Juger le génocide à différentes échelles

Panneau n°3

Mis à jour le lundi 7 avril 2025 , par Mélanie Fenaert

Dès novembre 1994, se met en place, grâce à la résolution 955 du Conseil de Sécurité de l’ONU, le Tribunal Pénal International Rwandais (TPIR) à Arusha en Tanzanie. Il est constitué de magistrats, juges et procureurs de nationalités différentes. Celui-ci doit juger les principaux instigateurs (ceux qui ont poussé à l’acte) du génocide, ceux que l’on appelle les décideurs ou bien selon le nouveau terme : les « génocidaires » (les participants au génocide).

De nombreuses enquêtes et expertises scientifiques, historiques ou médico-légales sont menées par le Haut-commissariat aux droits de l’Homme afin de définir des preuves et les catégories de crime. Le TPIR démontre donc à l’aide de ses recherches le caractère massif et l’intentionnalité du génocide. Il cherche à prouver les prévisions faites en amont par les autorités qu’il juge. De ce fait, la torture de nature sexuelle et le viol sont ajoutés comme éléments constitutifs du génocide pour prouver la volonté d’extermination de la population Tutsi. C’est donc 75 responsables qui sont accusés et jugés. Une soixantaine de ces responsables sont condamnés. Les premiers à être jugé sont les hauts responsables. C’est la première fois que le chef d’accusation de crime de génocide, créé en 1948, est utilisé. C’est un enjeu considérable pour la reconnaissance des victimes, du terme génocide et des actes commis.

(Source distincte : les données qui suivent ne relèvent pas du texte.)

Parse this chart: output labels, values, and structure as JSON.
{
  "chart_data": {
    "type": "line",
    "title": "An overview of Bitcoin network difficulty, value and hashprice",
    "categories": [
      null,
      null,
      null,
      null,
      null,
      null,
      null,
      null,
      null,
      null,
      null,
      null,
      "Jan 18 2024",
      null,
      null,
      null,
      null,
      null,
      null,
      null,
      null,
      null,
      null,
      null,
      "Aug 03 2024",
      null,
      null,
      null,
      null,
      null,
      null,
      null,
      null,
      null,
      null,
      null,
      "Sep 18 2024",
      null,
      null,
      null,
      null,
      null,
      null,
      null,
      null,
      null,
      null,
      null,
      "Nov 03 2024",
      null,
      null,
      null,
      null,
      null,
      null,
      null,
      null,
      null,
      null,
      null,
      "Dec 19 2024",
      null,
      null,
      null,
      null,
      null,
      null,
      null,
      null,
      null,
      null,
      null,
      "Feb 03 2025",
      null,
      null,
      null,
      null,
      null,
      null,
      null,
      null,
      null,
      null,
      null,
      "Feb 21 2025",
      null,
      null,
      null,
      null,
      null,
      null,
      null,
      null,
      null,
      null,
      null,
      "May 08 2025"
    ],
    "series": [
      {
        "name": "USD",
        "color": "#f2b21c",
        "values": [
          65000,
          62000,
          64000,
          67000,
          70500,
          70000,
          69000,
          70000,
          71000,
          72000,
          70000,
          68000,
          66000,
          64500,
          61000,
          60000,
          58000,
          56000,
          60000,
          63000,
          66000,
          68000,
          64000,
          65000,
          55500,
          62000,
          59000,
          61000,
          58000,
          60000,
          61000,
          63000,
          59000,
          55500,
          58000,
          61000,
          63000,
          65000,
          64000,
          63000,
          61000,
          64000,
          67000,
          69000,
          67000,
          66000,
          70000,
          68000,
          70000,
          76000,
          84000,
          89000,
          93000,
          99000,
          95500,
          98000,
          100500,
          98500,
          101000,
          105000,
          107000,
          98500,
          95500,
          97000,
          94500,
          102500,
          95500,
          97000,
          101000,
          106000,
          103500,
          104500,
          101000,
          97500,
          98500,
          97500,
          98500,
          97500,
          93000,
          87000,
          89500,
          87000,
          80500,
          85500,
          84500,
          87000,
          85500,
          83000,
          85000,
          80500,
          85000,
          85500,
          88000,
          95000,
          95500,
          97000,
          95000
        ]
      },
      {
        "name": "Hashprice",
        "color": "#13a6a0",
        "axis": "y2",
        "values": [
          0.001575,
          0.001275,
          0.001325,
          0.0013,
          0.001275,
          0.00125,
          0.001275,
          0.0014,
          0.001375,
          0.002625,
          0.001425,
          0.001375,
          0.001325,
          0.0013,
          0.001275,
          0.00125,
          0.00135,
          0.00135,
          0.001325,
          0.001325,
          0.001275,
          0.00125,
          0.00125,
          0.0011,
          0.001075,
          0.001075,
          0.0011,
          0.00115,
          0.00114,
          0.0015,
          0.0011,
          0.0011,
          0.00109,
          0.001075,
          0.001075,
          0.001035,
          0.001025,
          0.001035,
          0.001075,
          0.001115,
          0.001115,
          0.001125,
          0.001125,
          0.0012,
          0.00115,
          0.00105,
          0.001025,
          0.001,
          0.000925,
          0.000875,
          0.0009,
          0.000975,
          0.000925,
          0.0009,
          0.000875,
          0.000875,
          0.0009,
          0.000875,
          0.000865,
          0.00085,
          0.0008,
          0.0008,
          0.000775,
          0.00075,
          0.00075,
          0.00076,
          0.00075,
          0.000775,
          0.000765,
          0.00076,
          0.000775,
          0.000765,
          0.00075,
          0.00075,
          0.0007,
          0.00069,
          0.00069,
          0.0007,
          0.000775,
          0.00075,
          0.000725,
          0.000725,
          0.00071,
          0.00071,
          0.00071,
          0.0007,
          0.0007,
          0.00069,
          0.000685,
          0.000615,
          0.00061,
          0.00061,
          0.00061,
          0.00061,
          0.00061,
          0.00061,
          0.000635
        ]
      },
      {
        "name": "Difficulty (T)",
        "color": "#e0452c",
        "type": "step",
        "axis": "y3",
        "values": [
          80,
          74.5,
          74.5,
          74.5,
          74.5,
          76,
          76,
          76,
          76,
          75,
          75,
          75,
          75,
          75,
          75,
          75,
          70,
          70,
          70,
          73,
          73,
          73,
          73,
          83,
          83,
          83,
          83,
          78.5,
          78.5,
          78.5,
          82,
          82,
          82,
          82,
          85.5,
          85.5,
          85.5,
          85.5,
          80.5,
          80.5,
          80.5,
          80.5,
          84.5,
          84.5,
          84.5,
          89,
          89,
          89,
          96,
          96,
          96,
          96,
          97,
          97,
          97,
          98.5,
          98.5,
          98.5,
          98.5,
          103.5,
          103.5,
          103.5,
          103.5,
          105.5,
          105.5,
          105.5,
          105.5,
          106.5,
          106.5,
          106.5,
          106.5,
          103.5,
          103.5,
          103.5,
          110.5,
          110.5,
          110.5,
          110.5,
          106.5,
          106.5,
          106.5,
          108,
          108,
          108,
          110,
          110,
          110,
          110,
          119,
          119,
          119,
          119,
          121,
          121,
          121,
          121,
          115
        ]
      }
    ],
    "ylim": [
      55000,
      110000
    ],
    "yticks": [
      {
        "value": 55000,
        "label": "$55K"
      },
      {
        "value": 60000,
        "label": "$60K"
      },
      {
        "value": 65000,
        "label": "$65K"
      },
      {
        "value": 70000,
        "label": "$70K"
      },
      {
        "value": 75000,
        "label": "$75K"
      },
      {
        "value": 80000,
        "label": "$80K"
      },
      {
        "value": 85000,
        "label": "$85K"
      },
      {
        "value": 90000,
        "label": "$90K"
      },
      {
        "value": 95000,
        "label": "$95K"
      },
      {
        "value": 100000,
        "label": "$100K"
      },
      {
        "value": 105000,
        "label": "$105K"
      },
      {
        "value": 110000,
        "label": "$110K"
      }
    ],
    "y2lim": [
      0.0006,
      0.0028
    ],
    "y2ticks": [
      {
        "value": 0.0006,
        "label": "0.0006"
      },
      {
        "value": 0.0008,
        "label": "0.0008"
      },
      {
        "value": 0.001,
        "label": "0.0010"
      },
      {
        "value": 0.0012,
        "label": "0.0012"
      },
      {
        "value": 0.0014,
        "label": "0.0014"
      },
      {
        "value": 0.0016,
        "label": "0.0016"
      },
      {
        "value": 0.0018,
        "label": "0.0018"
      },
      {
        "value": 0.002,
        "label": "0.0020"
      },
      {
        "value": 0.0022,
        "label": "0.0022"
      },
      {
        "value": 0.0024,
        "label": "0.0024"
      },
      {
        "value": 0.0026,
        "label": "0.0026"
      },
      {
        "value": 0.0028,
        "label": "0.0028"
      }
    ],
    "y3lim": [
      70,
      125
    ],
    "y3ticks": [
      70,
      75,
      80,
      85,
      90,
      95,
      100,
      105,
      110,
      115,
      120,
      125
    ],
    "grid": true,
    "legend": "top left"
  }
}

Le TPIR est aussi un tribunal sans précédent, s’inscrivant comme le premier à condamner les membres des médias pour avoir diffuser des programmes incitant au génocide. La justice du génocide se met donc tout d’abord en place via un tribunal international.

En 1994, à la suite crimes commis lors du génocide des Tutsi au Rwanda, plusieurs responsables se réfugient à l’étranger, notamment une centaine en France, suscitant ainsi des débats intenses sur les responsabilités françaises dans ces événements tragiques.

Entre les années 2000 et 2010, la France rejette de nombreuses demandes du Rwanda, arguant que les suspects risquaient de ne pas bénéficier d’un procès équitable sur place. Cette position entretient alors l’idée selon laquelle la France serait un sanctuaire d’impunité pour les génocidaires. Cependant face à cette situation, la justice française accélère ses propres enquêtes afin de juger ces criminels sur son territoire. Les procès s’appuient sur la compétence universelle, principe permettant à la France de juger des crimes contre l’humanité, même ceux perpétrés à l’étranger.

Toutefois, ce processus judiciaire demeure complexe aussi pour renforcer son action, la France créé en 2012 un pôle spécialisé pour les crimes contre l’humanité au sein du Parquet National Antiterroriste, dont la première Procureure fut la magistrate Aurélia Devos. Une unité spécialisée de gendarmerie, lié à l’office centrale de lutte contre les crimes contre l’humanité (l’OCLCH), est dédiée aux enquêtes.

C’est ainsi qu’en 2014, la France tient son premier procès lié au génocide des Tutsi, condamnant Pascal Simbikangwa, ancien capitaine des services secrets rwandais, à 25 ans de réclusion criminelle pour complicité de génocide. D’autres condamnations suivent, notamment celles de Tito Barahira et Octavien Ngenzi, anciens maires rwandais condamnés en 2018 à la perpétuité, celle de Claude Muhayimana en 2021, ancien chauffeur condamné à 14 ans de prison, ou encore celle de Philippe Hategekimana, ancien gendarme condamné à la réclusion criminelle à perpétuité en 2023.

Dans cette bataille pour la justice, les associations jouent un rôle fondamental. Le Collectif des Parties Civiles pour le Rwanda (CPCR), fondé par Alain et Dafroza Gauthier, traque les criminels cachés en France, déposant des plaintes et mobilisant l’opinion publique notamment par des documentaires comme celui de T. Zribi. D’autres organismes se sont aussi mobilisés comme Survie ou la Fédération Internationale des Droits de l’Homme.

Par ailleurs, la question de la responsabilité française dans le génocide influence durablement ces procédures judiciaires. En 2021, le rapport Duclert, conduit le Président de la République Emmanuel Macron à reconnaître
officiellement une « responsabilité lourde et accablante » de la France dans ces événements, évoquant des erreurs dans le soutien accordé au régime génocidaire.

Aujourd’hui encore, plusieurs suspects vivent librement en France et de nouvelles enquêtes sont en cours. Chaque procès mené permet de rendre justice aux victimes, de documenter rigoureusement l’histoire du génocide et constitue un outil indispensable dans la lutte contre le négationnisme.